Thereby, regarding a problem that in a case where a relation between a biomolecule (molecule A) and a biomolecule (molecule B) is to be investigated, a route search needs to be performed by using an enormous number of molecule pairs as targets, and it becomes virtually impossible to perform a search in a case where a route between the molecule A and the molecule B is long, it becomes possible to implement a route search or becomes possible to perform the route search fast by drawing a network including only edges with high inter-edge background similarities, and pruning the network, and furthermore it becomes possible to search for routes on the basis of relations with similar backgrounds, enabling a search for routes whose meanings are easier to understand. Even in a case where a plurality of routes can be presented, the routes can be presented in an order in such a manner that meanings of the routes can be easily understood, and a user can arrive fast at information that he/she wants to see.

First Embodiment

In a relevance analyzing device and method in a first embodiment, a similarity between documents (hereinafter, called documents) corresponding to an edge that is in a network representing relevance between a plurality of events, and represents an interrelationship between two events is computed, and edges with a high similarity is presented as a route on the network.

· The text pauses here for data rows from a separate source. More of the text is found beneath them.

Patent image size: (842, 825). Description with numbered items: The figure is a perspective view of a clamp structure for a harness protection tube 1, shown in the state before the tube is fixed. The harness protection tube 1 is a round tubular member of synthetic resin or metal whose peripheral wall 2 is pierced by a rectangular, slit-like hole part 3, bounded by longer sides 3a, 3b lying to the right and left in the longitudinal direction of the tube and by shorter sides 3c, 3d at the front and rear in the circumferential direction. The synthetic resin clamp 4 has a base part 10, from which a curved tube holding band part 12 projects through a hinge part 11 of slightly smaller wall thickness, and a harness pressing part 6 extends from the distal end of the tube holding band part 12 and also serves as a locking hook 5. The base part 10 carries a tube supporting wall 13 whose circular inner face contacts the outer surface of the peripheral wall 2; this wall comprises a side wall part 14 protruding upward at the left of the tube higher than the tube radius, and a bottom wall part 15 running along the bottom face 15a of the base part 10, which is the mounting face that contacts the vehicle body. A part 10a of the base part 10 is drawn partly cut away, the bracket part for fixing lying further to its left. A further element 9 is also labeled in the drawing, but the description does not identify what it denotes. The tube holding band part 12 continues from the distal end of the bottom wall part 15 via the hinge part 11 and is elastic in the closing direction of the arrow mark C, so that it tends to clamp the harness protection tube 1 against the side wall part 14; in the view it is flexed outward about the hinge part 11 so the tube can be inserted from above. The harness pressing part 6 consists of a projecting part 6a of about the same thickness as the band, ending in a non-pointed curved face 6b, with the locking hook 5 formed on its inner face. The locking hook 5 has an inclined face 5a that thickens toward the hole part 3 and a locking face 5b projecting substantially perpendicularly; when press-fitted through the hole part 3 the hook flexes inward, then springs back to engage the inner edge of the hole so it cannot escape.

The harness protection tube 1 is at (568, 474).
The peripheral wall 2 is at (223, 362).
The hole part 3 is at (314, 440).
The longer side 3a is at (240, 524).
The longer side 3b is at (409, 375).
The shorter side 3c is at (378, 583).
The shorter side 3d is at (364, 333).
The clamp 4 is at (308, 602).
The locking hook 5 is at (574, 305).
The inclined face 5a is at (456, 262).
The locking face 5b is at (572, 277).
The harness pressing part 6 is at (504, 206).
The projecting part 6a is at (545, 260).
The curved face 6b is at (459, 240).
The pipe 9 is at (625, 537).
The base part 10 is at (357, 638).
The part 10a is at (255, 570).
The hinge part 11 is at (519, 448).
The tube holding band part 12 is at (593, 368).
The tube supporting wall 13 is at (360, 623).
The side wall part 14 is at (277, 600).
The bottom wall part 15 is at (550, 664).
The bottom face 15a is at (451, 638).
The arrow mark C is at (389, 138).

A hardware configuration that realizes the relevance analyzing device in the first embodiment is explained by using FIG. 1. A relevance analyzing device 100 is a so-called computer, and specifically includes a data input/output section 101, a control section 102, a memory 103, and a storage section 104. The relevance analyzing device 100 is connected to external devices such as a binary relation database 105, and an input section 106 and display section 107 which are input/output sections. In the present specification, the whole including the relevance analyzing device 100, and the database and the input/output sections is collectively called a relevance analyzing device in some cases. Hereinafter, the configuration/function of each section is explained.

The data input/output section 101 is an interface that transmits and receives various types of data to and from the binary relation database 105, the input section 106, and the display section 107. The display section 107 is a device on which execution results and the like of programs are displayed, and specifically is a liquid crystal display or the like. The input section 106 is a manipulation device to be used by an operator to give manipulation instructions to the relevance analyzing device 100, and specifically is a keyboard, a mouse, and the like. The mouse may be another pointing device such as a track pad or a track ball. In addition, in a case where the display section 107 is a touch panel, the touch panel functions also as the input section 106. The binary relation database 105 stores data of various nodes and edges. An example of the structure of the data of nodes is mentioned below by using FIG. 5, and an example of the structure of the data of edges is mentioned below by using FIG. 6.

The control section 102 is a device that controls the operation of each constituent element, and specifically is a CPU (Central Processing Unit) or the like. The control section 102 loads, into the memory 103, various types of functional programs, and data necessary for the programs that are stored on the storage section 104, and executes the programs. The memory 103 stores the programs to be executed by the control section 102, intermediate data of ongoing calculation processes, and the like. The storage section 104 is a device that stores programs to be executed by the control section 102, and data necessary for the execution of the programs. The storage section 104 is specifically a device that writes and reads data in and from a recording device such as an HDD (Hard Disk Drive) or an SSD (Solid State Drive), and a recording medium such as an IC card, an SD card, or a DVD.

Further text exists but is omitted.